The new solar capacity charge of $3 per kilowatt will add an estimated $18 to $20 per month to Provo solar owners' bills, according to HEAL Utah, and will cost users thousands over the life of their system.

But Stewart said the new fee offsets costs associated with net metering of solar customers, including their use of the grid, noting that Provo Energy buys power from them several cents below market rate.

Stewart said 11 percent of the revenue generated from the sale of power by Provo Energy goes into the city's general fund and helps pay for essential services like law enforcement.

While there was a push to raise the utility's "fixed rate," Stewart said council members felt a surcharge was ultimately more equitable.

"We felt it was fairer to put the surcharge on those who are not contributing the same amount because they are buying less power," he said.

Provo Energy produced a video to explain its need to upgrade its net metering policy, but it did little to assuage critics.

"It is a blow for families who already have solar or are considering it," Pacenza said. "You would think (Provo) would figure out a way to welcome solar, but instead four council members decided to stick a knife in its back."

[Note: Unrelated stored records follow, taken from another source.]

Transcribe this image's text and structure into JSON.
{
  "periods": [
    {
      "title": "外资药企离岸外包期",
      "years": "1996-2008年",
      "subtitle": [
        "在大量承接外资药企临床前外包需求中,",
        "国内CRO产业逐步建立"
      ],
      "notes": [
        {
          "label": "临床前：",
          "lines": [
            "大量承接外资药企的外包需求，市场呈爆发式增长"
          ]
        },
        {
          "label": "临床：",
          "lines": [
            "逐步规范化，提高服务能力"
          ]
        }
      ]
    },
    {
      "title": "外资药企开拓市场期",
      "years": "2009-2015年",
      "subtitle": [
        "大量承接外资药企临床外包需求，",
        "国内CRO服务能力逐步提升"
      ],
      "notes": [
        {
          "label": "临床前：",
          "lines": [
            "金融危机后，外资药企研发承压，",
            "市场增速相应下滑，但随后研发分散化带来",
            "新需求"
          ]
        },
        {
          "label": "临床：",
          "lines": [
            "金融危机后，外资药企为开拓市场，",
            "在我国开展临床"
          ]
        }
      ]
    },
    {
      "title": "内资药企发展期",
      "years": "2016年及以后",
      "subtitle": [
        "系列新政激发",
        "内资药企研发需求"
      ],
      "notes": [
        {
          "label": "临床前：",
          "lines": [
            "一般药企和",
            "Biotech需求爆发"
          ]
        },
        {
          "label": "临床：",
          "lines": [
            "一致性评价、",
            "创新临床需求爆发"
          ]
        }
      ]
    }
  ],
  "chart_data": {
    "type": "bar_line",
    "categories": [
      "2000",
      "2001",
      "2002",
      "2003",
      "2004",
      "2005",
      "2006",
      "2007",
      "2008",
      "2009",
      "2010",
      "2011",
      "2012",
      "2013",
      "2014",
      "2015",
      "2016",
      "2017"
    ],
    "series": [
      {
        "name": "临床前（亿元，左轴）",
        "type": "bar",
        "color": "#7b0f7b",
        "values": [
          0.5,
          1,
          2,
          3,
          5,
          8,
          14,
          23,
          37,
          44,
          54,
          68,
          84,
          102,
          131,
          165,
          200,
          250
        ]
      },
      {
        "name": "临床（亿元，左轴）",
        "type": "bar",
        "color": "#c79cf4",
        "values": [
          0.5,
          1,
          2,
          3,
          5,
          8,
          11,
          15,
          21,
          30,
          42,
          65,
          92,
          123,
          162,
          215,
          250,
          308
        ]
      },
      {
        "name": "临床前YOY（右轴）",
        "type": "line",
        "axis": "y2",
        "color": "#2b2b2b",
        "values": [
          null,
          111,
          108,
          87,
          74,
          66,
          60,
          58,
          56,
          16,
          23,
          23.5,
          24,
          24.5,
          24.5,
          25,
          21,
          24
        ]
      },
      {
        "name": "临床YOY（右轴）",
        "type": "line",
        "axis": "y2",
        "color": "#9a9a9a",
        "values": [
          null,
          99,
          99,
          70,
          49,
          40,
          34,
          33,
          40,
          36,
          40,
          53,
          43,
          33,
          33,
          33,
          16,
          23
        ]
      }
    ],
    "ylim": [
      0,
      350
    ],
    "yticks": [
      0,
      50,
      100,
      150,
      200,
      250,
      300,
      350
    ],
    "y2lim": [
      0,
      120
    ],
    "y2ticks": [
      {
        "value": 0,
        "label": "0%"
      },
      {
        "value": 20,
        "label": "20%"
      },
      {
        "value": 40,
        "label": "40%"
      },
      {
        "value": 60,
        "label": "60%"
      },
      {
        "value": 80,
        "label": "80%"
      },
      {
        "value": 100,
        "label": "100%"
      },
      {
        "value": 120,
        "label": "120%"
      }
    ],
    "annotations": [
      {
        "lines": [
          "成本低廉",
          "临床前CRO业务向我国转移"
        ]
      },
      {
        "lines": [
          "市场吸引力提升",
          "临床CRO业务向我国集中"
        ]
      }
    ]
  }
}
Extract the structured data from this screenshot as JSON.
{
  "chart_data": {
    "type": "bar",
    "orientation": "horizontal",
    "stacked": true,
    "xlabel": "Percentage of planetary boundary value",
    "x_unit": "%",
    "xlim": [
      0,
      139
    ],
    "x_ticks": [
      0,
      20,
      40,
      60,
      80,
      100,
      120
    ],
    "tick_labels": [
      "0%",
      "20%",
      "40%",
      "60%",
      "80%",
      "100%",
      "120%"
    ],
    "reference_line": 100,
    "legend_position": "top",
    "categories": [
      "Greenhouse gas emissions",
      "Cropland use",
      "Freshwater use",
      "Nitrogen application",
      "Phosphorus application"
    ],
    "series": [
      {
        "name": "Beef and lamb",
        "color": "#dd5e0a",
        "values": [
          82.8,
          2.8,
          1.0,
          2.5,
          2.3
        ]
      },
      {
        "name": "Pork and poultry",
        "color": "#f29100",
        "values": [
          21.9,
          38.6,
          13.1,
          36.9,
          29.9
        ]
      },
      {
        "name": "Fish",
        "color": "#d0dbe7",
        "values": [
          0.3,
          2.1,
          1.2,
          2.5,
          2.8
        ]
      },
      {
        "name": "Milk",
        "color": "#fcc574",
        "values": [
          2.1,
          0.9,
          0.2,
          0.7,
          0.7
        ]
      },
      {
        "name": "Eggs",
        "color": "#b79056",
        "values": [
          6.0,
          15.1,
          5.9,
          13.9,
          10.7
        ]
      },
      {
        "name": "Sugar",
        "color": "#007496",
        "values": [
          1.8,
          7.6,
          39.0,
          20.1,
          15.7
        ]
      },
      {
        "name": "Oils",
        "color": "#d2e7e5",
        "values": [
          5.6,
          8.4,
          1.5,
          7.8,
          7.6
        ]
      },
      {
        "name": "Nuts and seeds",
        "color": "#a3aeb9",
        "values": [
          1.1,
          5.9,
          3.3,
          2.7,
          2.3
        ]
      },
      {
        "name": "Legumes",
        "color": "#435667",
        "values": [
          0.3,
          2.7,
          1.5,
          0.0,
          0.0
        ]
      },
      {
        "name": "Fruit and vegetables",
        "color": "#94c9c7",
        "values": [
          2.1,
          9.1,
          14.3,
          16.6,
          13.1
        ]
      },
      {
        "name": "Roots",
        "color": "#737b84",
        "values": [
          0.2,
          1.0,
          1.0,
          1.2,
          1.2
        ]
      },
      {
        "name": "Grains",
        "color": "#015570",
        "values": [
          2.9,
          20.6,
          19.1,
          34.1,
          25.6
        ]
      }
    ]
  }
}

Stewart said it was better for the city to act now — with less than 200 households on solar — rather than wait until more customers are impacting the system.

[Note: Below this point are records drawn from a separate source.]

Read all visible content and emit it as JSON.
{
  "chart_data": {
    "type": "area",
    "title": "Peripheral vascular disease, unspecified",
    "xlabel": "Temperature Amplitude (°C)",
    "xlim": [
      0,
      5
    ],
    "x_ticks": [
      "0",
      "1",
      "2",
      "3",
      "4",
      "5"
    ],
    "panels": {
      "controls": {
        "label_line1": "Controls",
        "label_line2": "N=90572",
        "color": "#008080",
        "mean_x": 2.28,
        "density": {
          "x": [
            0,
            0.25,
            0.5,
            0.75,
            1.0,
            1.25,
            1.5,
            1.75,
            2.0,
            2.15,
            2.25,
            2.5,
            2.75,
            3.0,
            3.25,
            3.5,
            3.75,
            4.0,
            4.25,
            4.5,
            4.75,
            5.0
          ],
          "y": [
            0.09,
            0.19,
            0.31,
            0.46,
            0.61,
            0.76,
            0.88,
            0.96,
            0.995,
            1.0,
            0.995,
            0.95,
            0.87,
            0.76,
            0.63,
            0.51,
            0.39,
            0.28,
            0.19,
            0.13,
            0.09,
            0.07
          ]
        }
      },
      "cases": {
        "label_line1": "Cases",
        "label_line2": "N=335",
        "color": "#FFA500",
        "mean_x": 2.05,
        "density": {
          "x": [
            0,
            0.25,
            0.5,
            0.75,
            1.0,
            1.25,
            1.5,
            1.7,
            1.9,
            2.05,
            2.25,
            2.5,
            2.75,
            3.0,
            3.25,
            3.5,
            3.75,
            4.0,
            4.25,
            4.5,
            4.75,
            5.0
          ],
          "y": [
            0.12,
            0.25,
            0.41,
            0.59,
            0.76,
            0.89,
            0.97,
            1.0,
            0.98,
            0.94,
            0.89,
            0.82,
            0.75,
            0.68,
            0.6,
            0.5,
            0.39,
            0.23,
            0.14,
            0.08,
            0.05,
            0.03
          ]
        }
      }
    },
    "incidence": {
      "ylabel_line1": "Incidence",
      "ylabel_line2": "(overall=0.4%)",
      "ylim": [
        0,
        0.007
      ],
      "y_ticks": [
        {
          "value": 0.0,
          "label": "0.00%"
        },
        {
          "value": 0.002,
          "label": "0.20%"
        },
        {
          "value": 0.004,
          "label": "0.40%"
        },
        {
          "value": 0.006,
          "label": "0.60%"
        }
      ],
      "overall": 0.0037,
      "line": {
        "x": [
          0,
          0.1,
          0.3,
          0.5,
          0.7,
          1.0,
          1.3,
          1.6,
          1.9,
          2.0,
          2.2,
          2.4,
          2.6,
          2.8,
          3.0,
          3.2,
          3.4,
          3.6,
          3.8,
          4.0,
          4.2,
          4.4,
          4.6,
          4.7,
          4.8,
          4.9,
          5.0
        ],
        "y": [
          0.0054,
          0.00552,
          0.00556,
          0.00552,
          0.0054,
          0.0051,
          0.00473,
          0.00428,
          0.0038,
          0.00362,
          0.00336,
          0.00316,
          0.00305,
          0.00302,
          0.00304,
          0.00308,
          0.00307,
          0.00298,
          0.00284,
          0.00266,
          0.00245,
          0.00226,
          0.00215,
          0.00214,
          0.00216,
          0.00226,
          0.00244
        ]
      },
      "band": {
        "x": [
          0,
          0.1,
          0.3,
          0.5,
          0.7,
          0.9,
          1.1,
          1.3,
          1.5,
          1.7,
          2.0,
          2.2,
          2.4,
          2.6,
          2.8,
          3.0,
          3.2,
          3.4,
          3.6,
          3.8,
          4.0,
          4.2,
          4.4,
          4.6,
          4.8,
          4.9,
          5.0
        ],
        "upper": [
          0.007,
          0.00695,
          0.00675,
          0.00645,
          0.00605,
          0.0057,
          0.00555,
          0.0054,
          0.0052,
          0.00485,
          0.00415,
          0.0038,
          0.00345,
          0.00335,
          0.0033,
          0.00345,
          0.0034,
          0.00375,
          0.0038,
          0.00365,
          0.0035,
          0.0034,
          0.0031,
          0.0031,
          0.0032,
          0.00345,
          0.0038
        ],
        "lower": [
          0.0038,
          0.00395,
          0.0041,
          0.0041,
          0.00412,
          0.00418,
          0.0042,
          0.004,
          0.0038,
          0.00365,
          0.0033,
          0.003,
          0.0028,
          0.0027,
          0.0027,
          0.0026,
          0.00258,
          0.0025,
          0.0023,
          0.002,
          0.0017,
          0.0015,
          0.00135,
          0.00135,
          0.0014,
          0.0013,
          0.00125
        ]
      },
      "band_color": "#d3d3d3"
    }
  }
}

"Solar does not stand on its own unless you have subsidies from the federal government or the state government," he said. "And now they wanted it from the city."

With the increasing popularity of rooftop solar due to costs that make it more affordable, power utilities across the country are taking a second look at their net metering policies, or the billing mechanism that credits customers for the solar energy they don't use and put back into the grid.

Kaysville, which is a municipal power provider, put a moratorium on any new rooftop solar systems while city officials re-examine net metering policies but rescinded that move after public backlash. City leaders are now reviewing Kaysville's rate structure.

St. George and Santa Clara, also independent providers, established new fees as well.

Rocky Mountain Power is in the midst of an extensive net metering case with the Public Service Commission, which has ordered a cost-benefits study of the issue before it approves any changes.

Sarah Wright, executive director of Utah Clean Energy, said while it is natural for power providers to evaluate rooftop solar given its increasing popularity, she urged those providers to exercise caution.

"It is a time when we need to look carefully and make decisions that are fair to the utility and to all ratepayers and also allow rooftop (solar) to thrive," Wright said. "In the long run, solar can defer utility investments and leverage capital, so you want to make sure whatever you do does not stop the solar industry from moving forward."